ECB pledges more women managers after row over board appointment
Promise follows row over appointment of male central banker to its executive board
The European Central Bank plans to double the share of women in management roles, after a political spat last year over gender diversity almost scuppered the appointment of Yves Mersch to its executive board.
"In order to reach the gender targets, the ECB is implementing a gender diversity action plan."
Only two women, Sirkka Haemaelaeinen of Finland and Gertrude Tumpel-Gugerell of Austria, have ever sat on the ECB's six-strong board, and at present only 14 per cent of senior managers are female. That imbalance prompted European Parliament lawmakers to refuse to approve Mersch's appointment to the board last year, leaving the central bank's top management panel understaffed for more than six months. Mersch is chairman of Luxembourg's central bank.

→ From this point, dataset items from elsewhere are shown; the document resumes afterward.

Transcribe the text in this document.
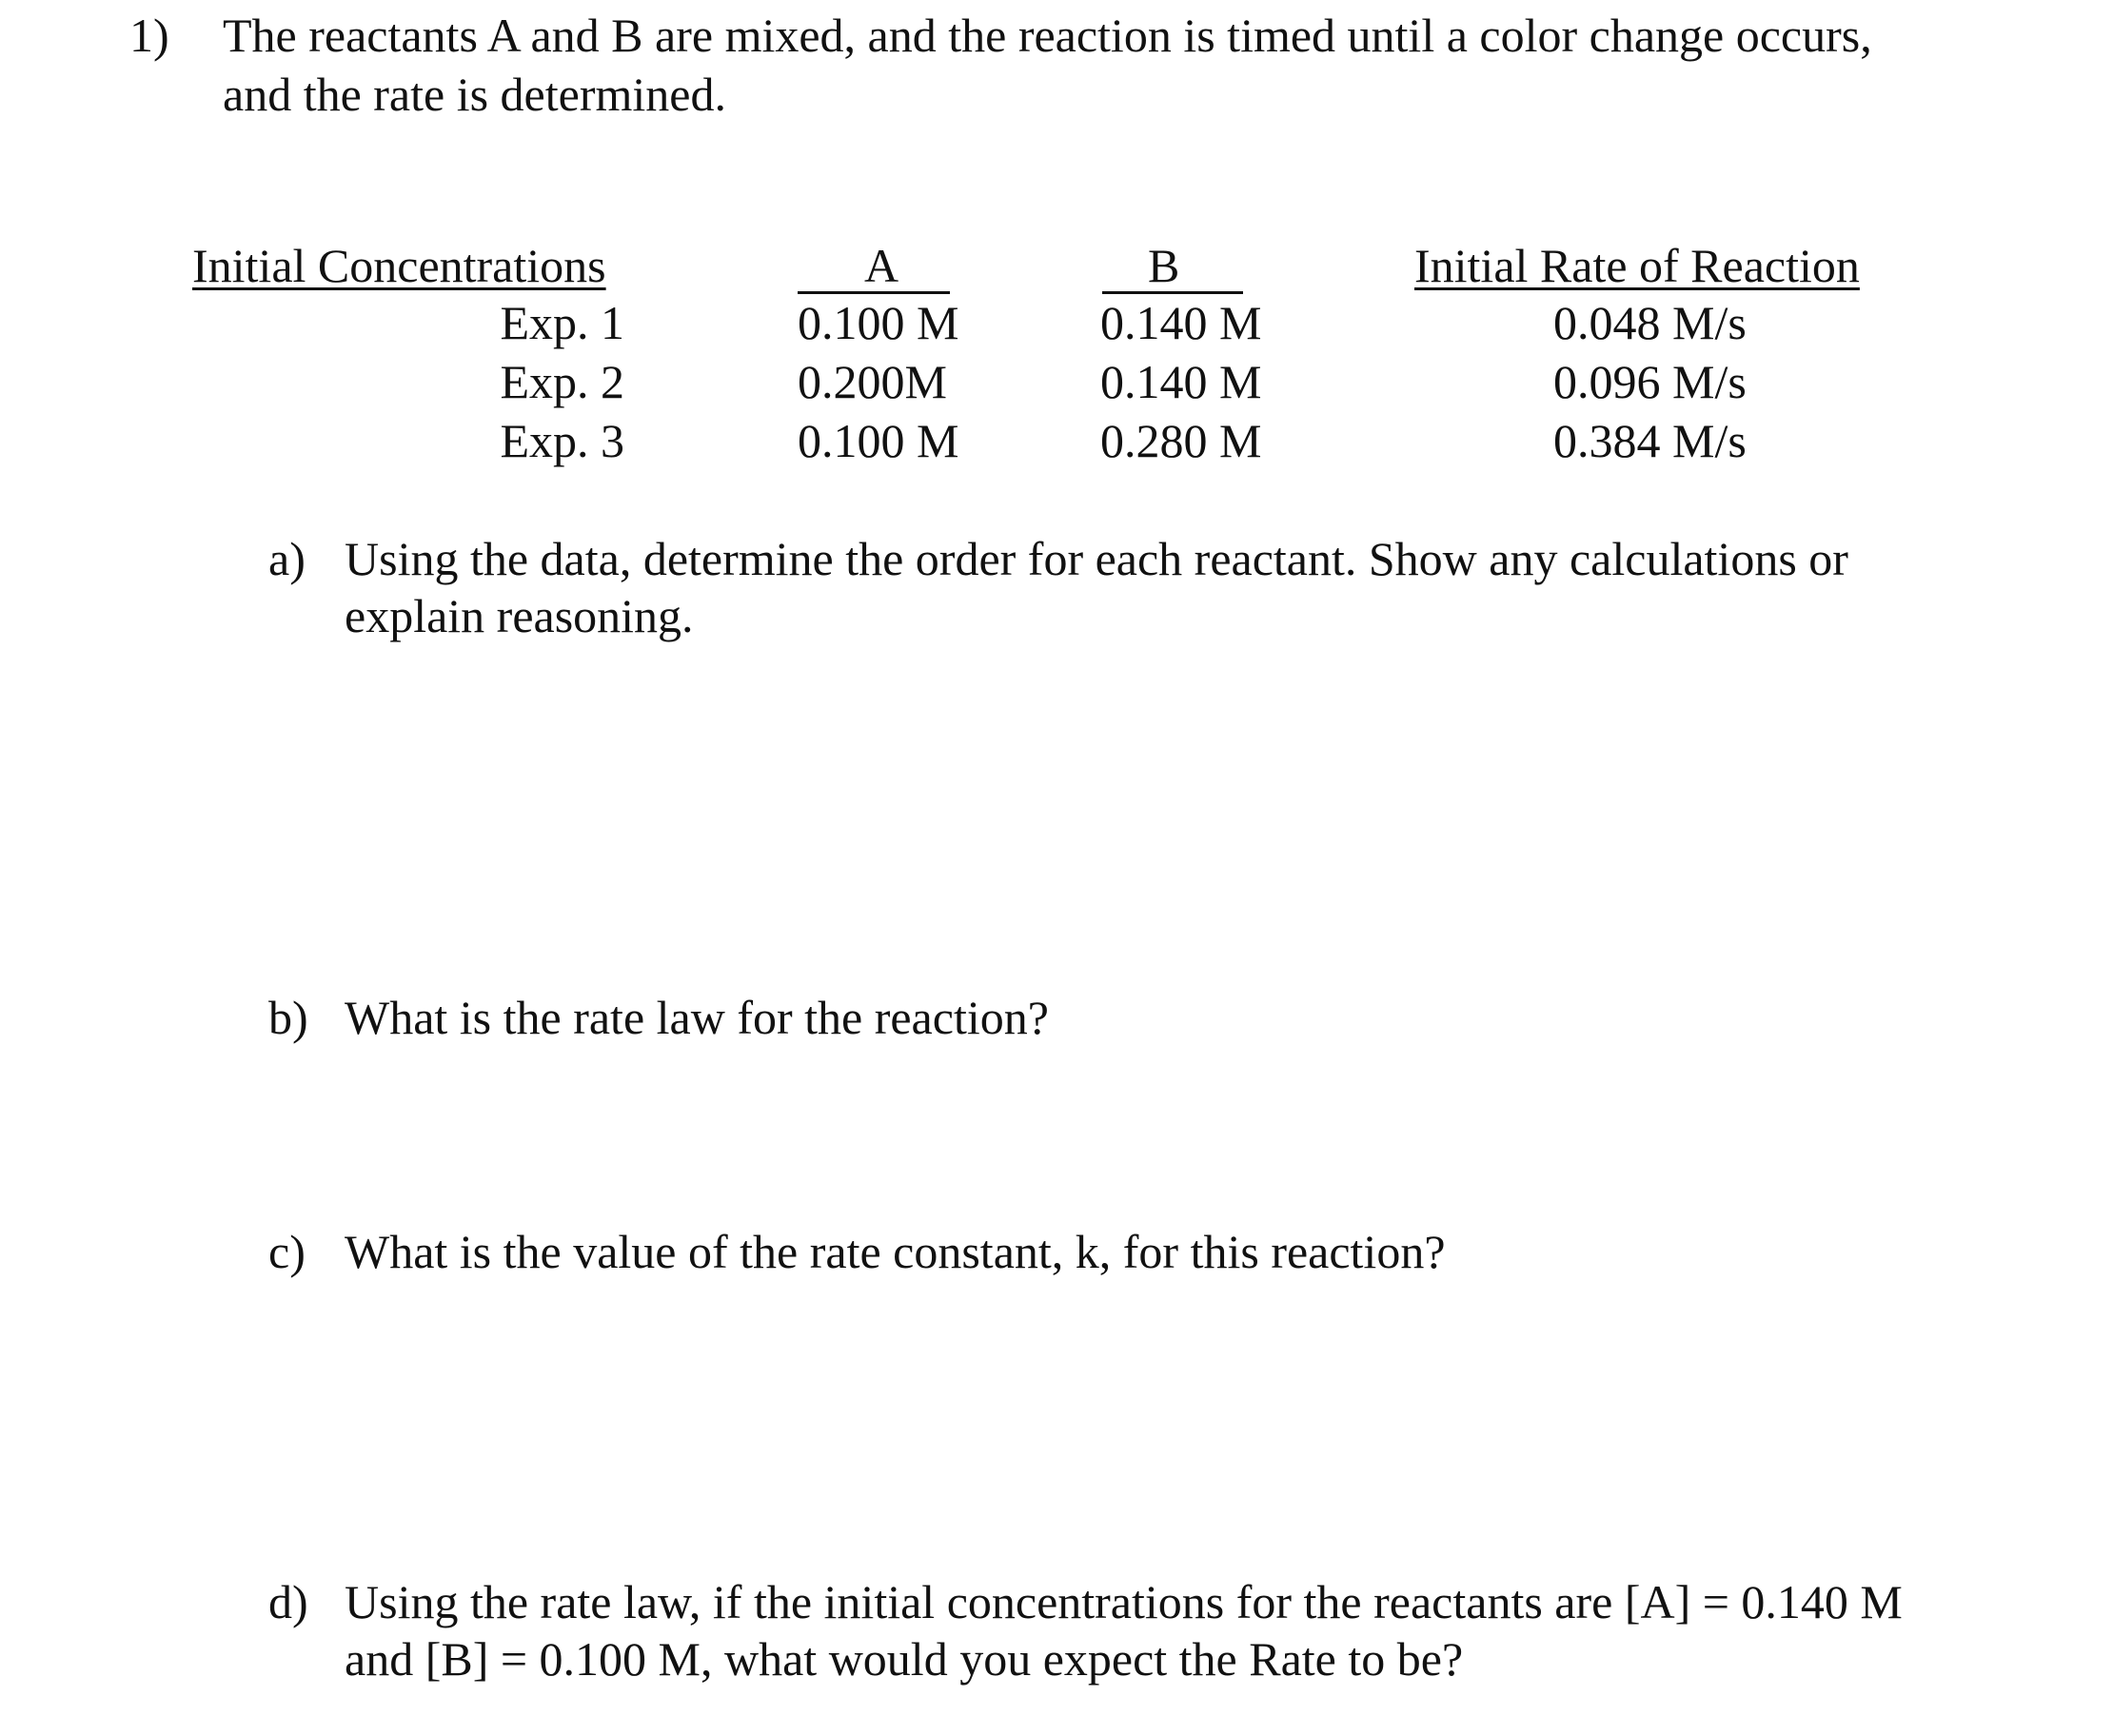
1) The reactants A and B are mixed, and the reaction is timed until a color change occurs,
and the rate is determined.
Initial Concentrations	A	B	Initial Rate of Reaction
Exp. 1	0.100 M	0.140 M	0.048 M/s
Exp. 2	0.200M	0.140 M	0.096 M/s
Exp. 3	0.100 M	0.280 M	0.384 M/s
a) Using the data, determine the order for each reactant. Show any calculations or
explain reasoning.
b) What is the rate law for the reaction?
c) What is the value of the rate constant, k, for this reaction?
d) Using the rate law, if the initial concentrations for the reactants are [A] = 0.140 M
and [B] = 0.100 M, what would you expect the Rate to be?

"This is better than nothing," said Sharon Bowles, the chairwoman of the parliament's Economic and Monetary Affairs Committee, who led protests over Mersch's appointment last year. "There is however something wrong in the ECB because even the rate of promotion of women is much lower than that of the men. These targets represent quite slow progress."
All 17 central bank governors in the euro area are men, as are all the current members of the ECB's board. The ECB added a woman senior official in October when it hired Christine Claire Graeff as director general for communications and language services. Graeff and director general of payments and markets infrastructure Daniela Russo are the only two women at the top level of management below the board.